Intelligent Model Update Strategy for Sequential Recommendation
Zheqi Lv, Wenqiao Zhang, Zhengyu Chen, Shengyu Zhang, Kun Kuang
TL;DR
The paper addresses the inefficiency of frequent cloud-to-edge parameter updates in edge-cloud collaborative sequential recommendations. It introduces IntellectReq, a lightweight edge-side controller comprising MRD and DM that decides when cloud-generated dynamic parameters are truly beneficial, and maps real-time user behavior to a Gaussian latent space to estimate uncertainty. Building on EC-CDR, IntellectReq enables revenue-aware, budget-guided edge updates by predicting mis-recommendations and modeling data-shift uncertainty, with an MRD-driven threshold governing updates. Empirical evaluation on CDs, Electronic, and Douban Books benchmarks shows that IntellectReq delivers competitive accuracy with reduced communication and computing costs, achieving substantial resource savings while maintaining generalization and adaptability in dynamic user environments.
Abstract
Modern online platforms are increasingly employing recommendation systems to address information overload and improve user engagement.
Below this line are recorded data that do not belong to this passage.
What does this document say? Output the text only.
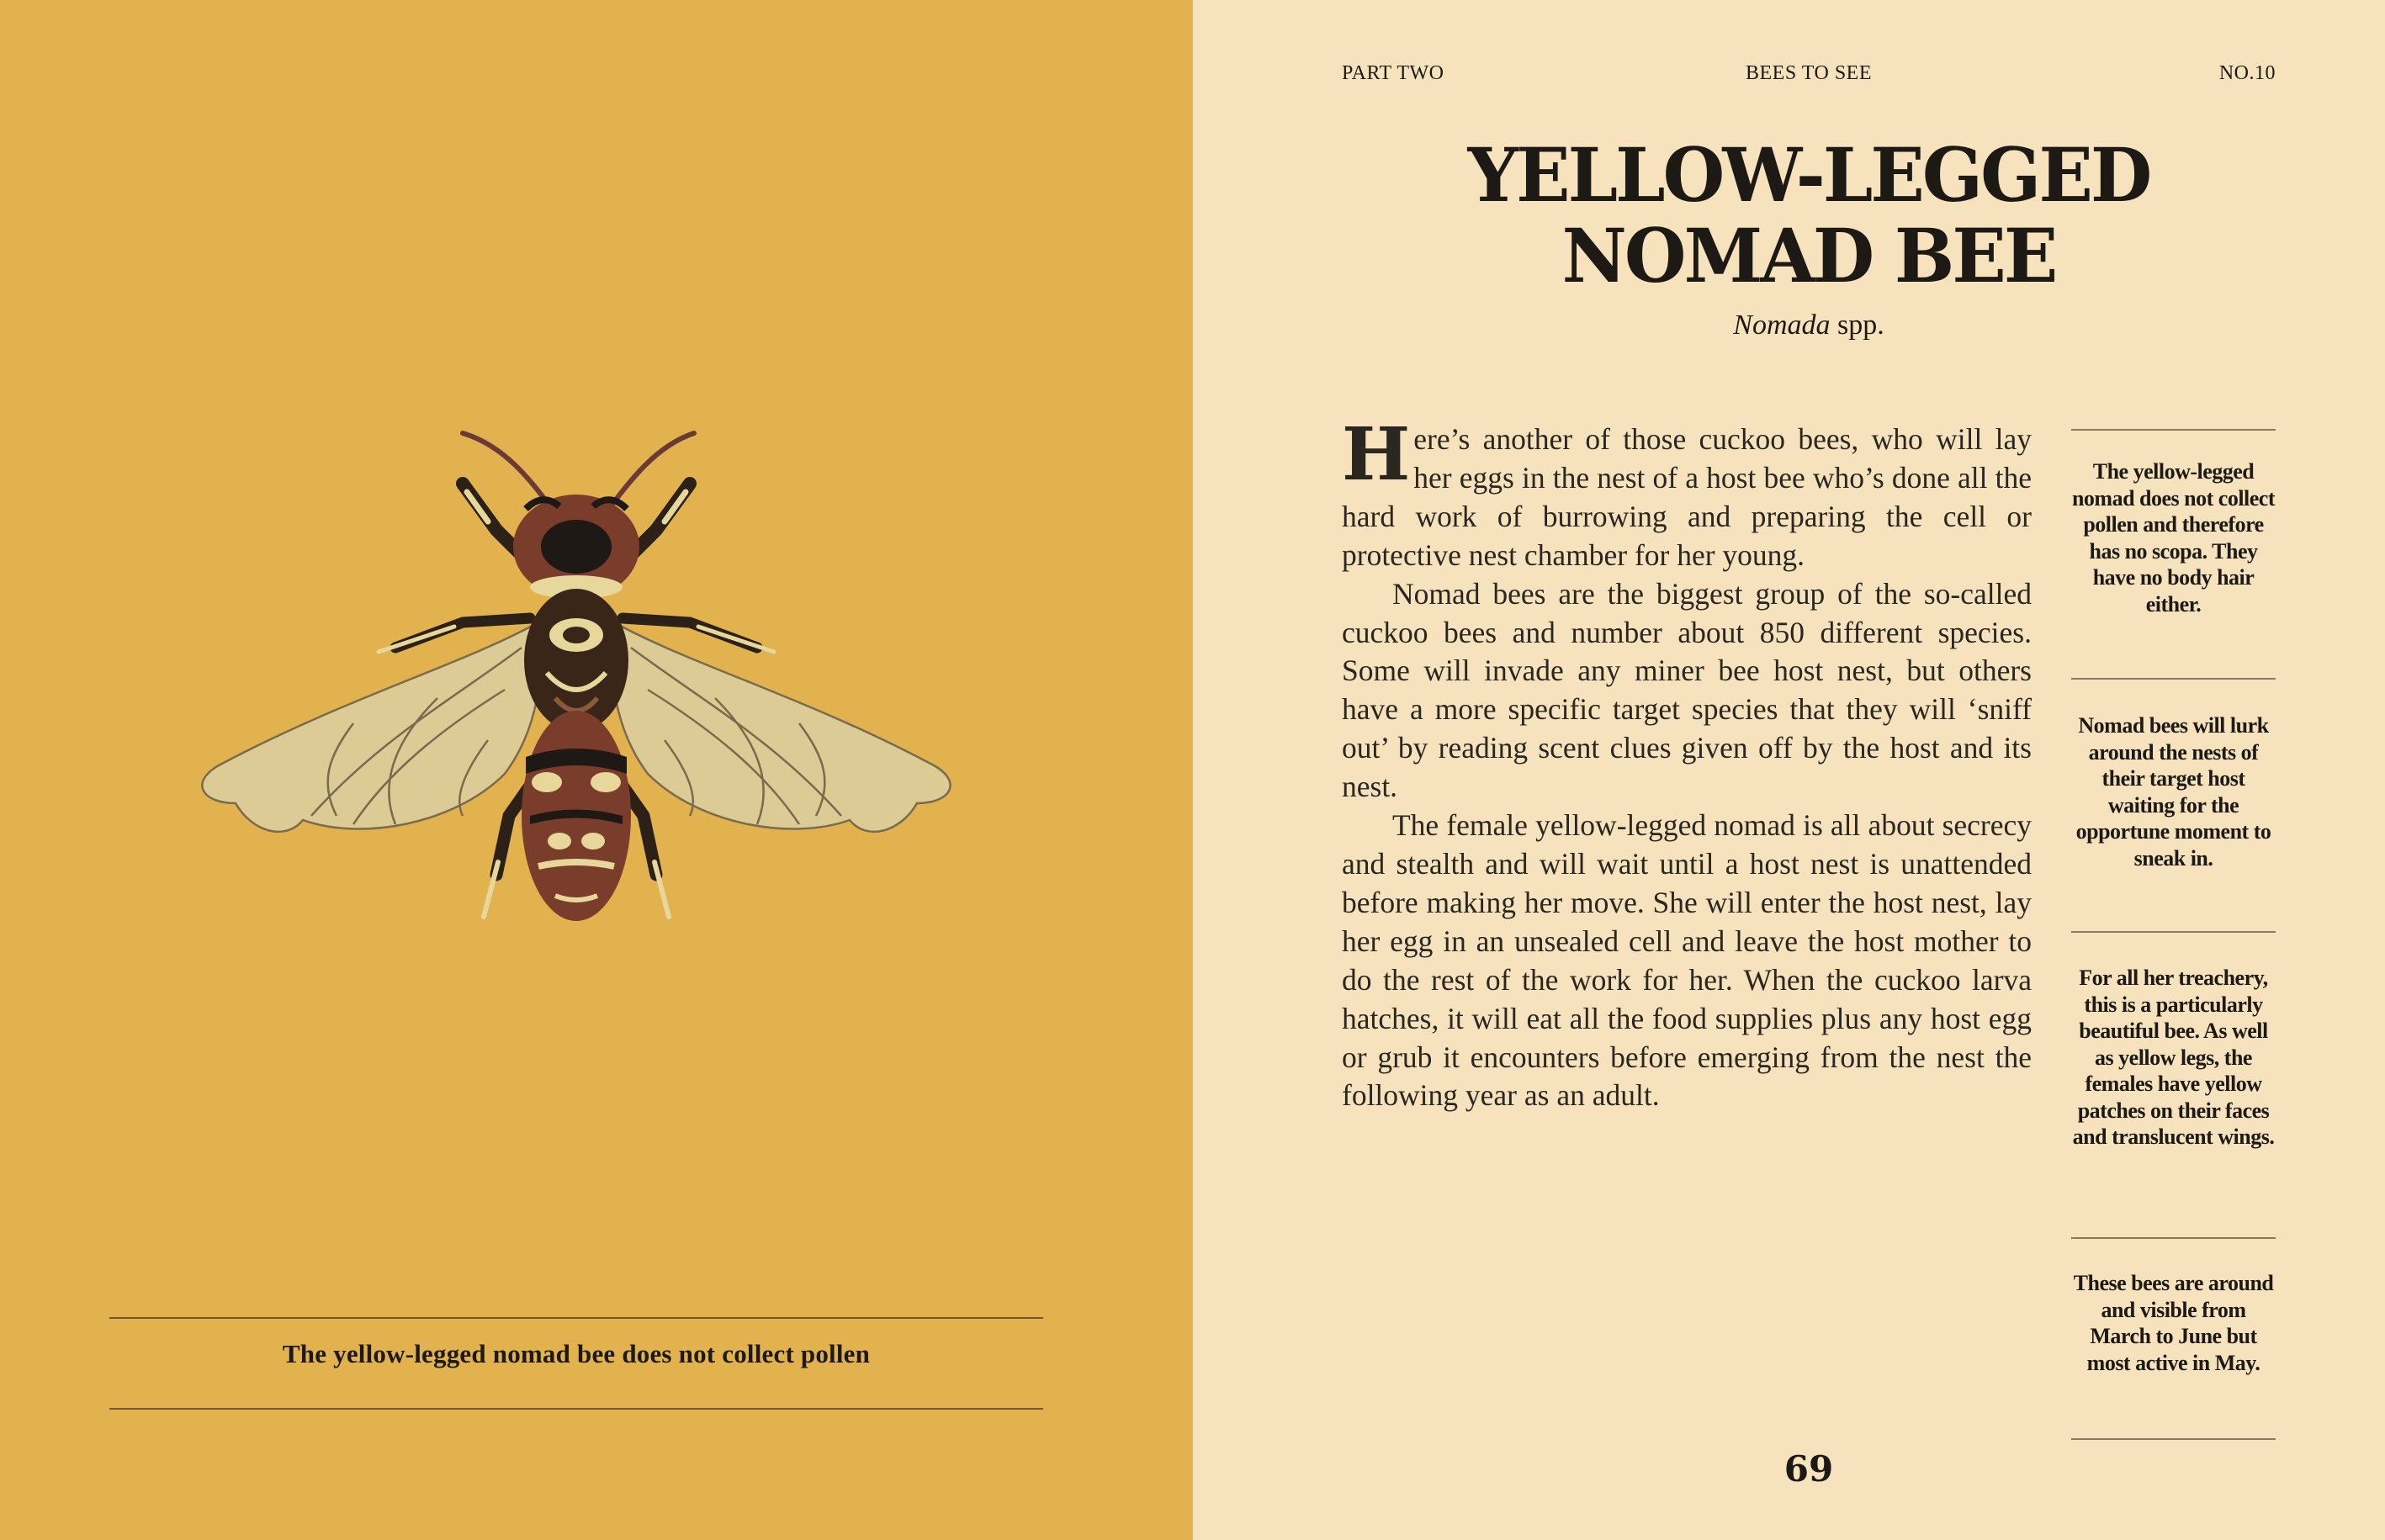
The yellow-legged nomad bee does not collect pollen
PART TWO	BEES TO SEE	NO.10
YELLOW-LEGGED
NOMAD BEE
Nomada spp.

Here’s another of those cuckoo bees, who will lay her eggs in the nest of a host bee who’s done all the hard work of burrowing and preparing the cell or protective nest chamber for her young.

Nomad bees are the biggest group of the so-called cuckoo bees and number about 850 different species. Some will invade any miner bee host nest, but others have a more specific target species that they will ‘sniff out’ by reading scent clues given off by the host and its nest.

The female yellow-legged nomad is all about secrecy and stealth and will wait until a host nest is unattended before making her move. She will enter the host nest, lay her egg in an unsealed cell and leave the host mother to do the rest of the work for her. When the cuckoo larva hatches, it will eat all the food supplies plus any host egg or grub it encounters before emerging from the nest the following year as an adult.

The yellow-legged nomad does not collect pollen and therefore has no scopa. They have no body hair either.
Nomad bees will lurk around the nests of their target host waiting for the opportune moment to sneak in.
For all her treachery, this is a particularly beautiful bee. As well as yellow legs, the females have yellow patches on their faces and translucent wings.
These bees are around and visible from March to June but most active in May.
69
There is an evolving paradigm in this research field that recommendation network learning occurs both on the cloud and on edges with knowledge transfer in between (i.e., edge-cloud collaboration). Recent works push this field further by enabling edge-specific context-aware adaptivity, where model parameters are updated in real-time based on incoming on-edge data. However, we argue that frequent data exchanges between the cloud and edges often lead to inefficiency and waste of communication/computation resources, as considerable parameter updates might be redundant. To investigate this problem, we introduce Intelligent Edge-Cloud Parameter Request Model, abbreviated as IntellectReq. IntellectReq is designed to operate on edge, evaluating the cost-benefit landscape of parameter requests with minimal computation and communication overhead. We formulate this as a novel learning task, aimed at the detection of out-of-distribution data, thereby fine-tuning adaptive communication strategies. Further, we employ statistical mapping techniques to convert real-time user behavior into a normal distribution, thereby employing multi-sample outputs to quantify the model's uncertainty and thus its generalization capabilities. Rigorous empirical validation on four widely-adopted benchmarks evaluates our approach, evidencing a marked improvement in the efficiency and generalizability of edge-cloud collaborative and dynamic recommendation systems.